Watch the 47-minute film here at your leisure, and then join us live for a dynamic conversation between Jewish Currents contributor and renowned artist Gregg Bordowitz and director Katz Tepper, two artists whose work explores Jewishness, humor, textuality, and the politics of illness in relation to structures of power.

Note: We will not be screening the film at the event. Make sure to watch it beforehand!
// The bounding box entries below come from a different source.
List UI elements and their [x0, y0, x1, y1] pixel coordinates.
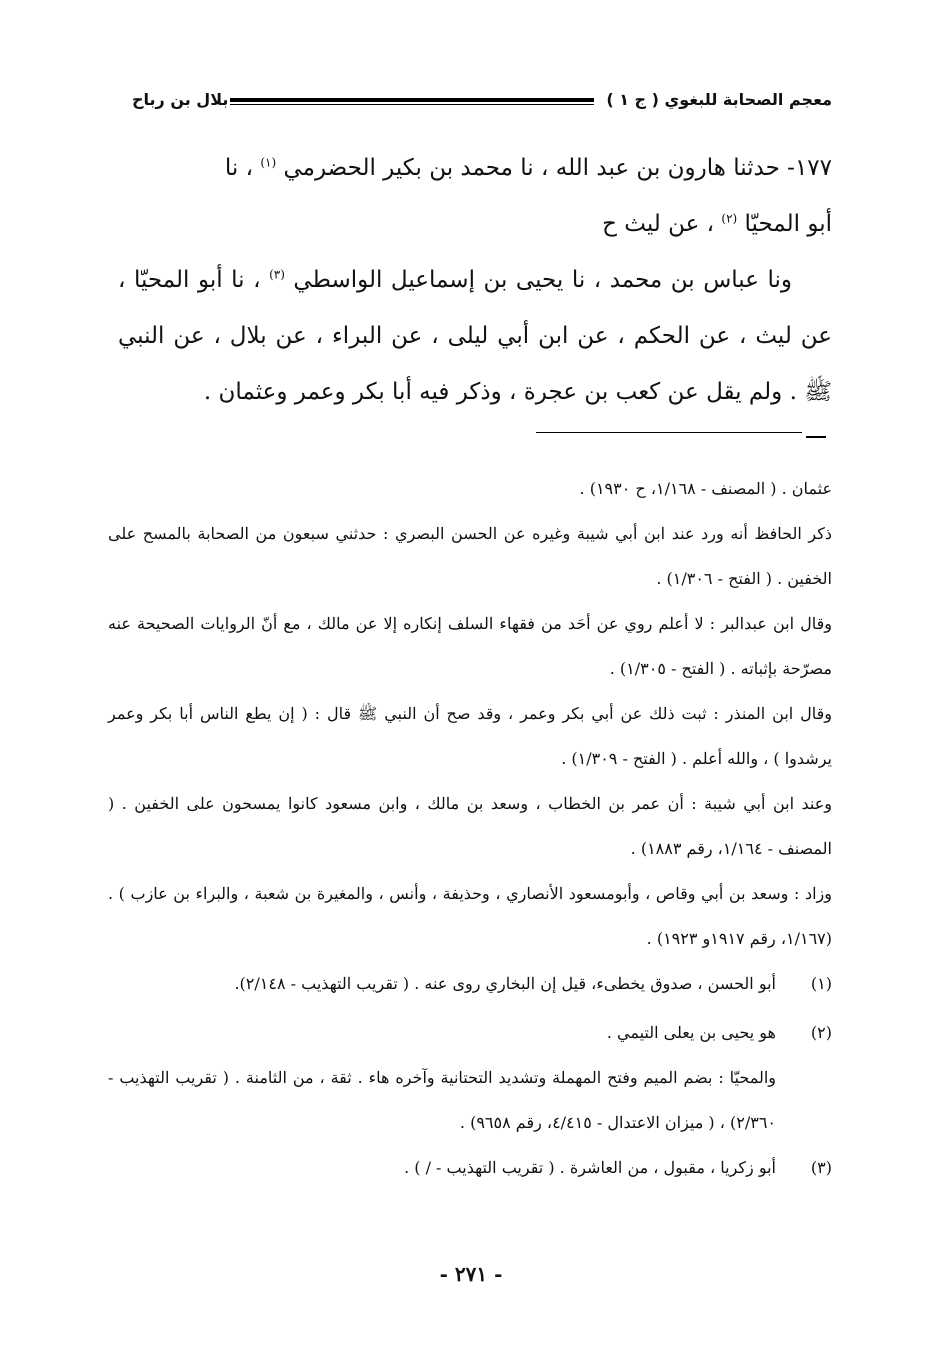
hadith-line-2: أبو المحيّا $^{(٢)}$ ، عن ليث ح [602, 211, 832, 237]
footnote-text: أبو زكريا ، مقبول ، من العاشرة . ( تقريب التهذيب - / ) . [404, 1158, 776, 1177]
footnote-continuation: عثمان . ( المصنف - ١/١٦٨، ح ١٩٣٠) . [579, 479, 832, 498]
footnote-ref-2[interactable]: (٢) [721, 211, 738, 226]
footnote-number: (١) [810, 974, 832, 993]
footnote-1 [108, 961, 832, 1006]
header-book-title: معجم الصحابة للبغوي ( ج ١ ) [606, 90, 832, 109]
footnote-separator-dash [806, 436, 826, 438]
hadith-line-1: ١٧٧- حدثنا هارون بن عبد الله ، نا محمد بن بكير الحضرمي $^{(١)}$ ، نا [224, 155, 832, 181]
hadith-paragraph-2: ونا عباس بن محمد ، نا يحيى بن إسماعيل الواسطي $^{(٣)}$ ، نا أبو المحيّا ، عن ليث ، عن الحكم ، عن ابن أبي ليلى ، عن البراء ، عن بلال ، عن النبي ﷺ . ولم يقل عن كعب بن عجرة ، وذكر فيه أبا بكر وعمر وعثمان . [118, 267, 832, 405]
footnote-continuation: وزاد : وسعد بن أبي وقاص ، وأبومسعود الأنصاري ، وحذيفة ، وأنس ، والمغيرة بن شعبة ، والبراء بن عازب ) . (١/١٦٧، رقم ١٩١٧و ١٩٢٣) . [108, 884, 832, 948]
footnote-ref-3[interactable]: (٣) [269, 267, 285, 282]
footnote-number: (٢) [810, 1023, 832, 1042]
footnote-3 [108, 1145, 832, 1190]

This live event and its recording will have automated closed captioning. For accommodation requests or questions about accessibility, please reach out to events@jewishcurrents.org.

Mo Costello

Katz Tepper is an interdisciplinary artist working across video, text, installation, and sculpture. Their work casts an inward gaze to reflect on environmentally scaled situations, concerned with entanglements that dissolve boundaries between internal and external. Their work has been presented in solo exhibitions at White Columns, New York and Atlanta Contemporary, Georgia, and in group shows including “Sick Time, Sleepy Time, Crip Time: Against Capitalism’s Temporal Bullying” at Red Bull Arts, Detroit and “A Fence Around the Torah: Safety and Unsafety in Jewish Life” at the Jewish Museum of Maryland. Publications featuring their work include Mousse Magazine, Art in America, Art Papers, Art Review, and Burnaway. Tepper was born and raised in Florida and is based in Athens, GA. They are a recipient of the Wynn Newhouse Award, a MacDowell Fellowship, and an FCA Bridge Fund Grant. They earned a BFA from the Cooper Union and an MFA from Bard College.

Justin Bettman

Since the late 1980s, writer, artist, and activist Gregg Bordowitz has made diverse works—essays, poems, performances, drawings, sculpture, and videos—that explore his Jewish and queer identities within the context of the ongoing AIDS crisis. Bordowitz was an early participant in New York’s ACT UP (AIDS Coalition to Unleash Power), where he co-founded various video collectives, including Testing the Limits, an advocacy group within ACT UP, and DIVA (Damn Interfering Video Activists). While developing a visual language capable of communicating harm-reduction models to a broad public in his collaborative works, he made his own videos and television broadcasts that juxtaposed performance documentation, archival footage, role play, and recordings of protest demonstrations, drawing influence from feminist conceptual art. In recent years Bordowitz has increasingly introduced poetry and performance as art events, exploring histories of music and televised stand-up comedy. Moving between multiple genres, the artist’s work contemplates an expanded concept of portraiture as a mode of political and artistic address.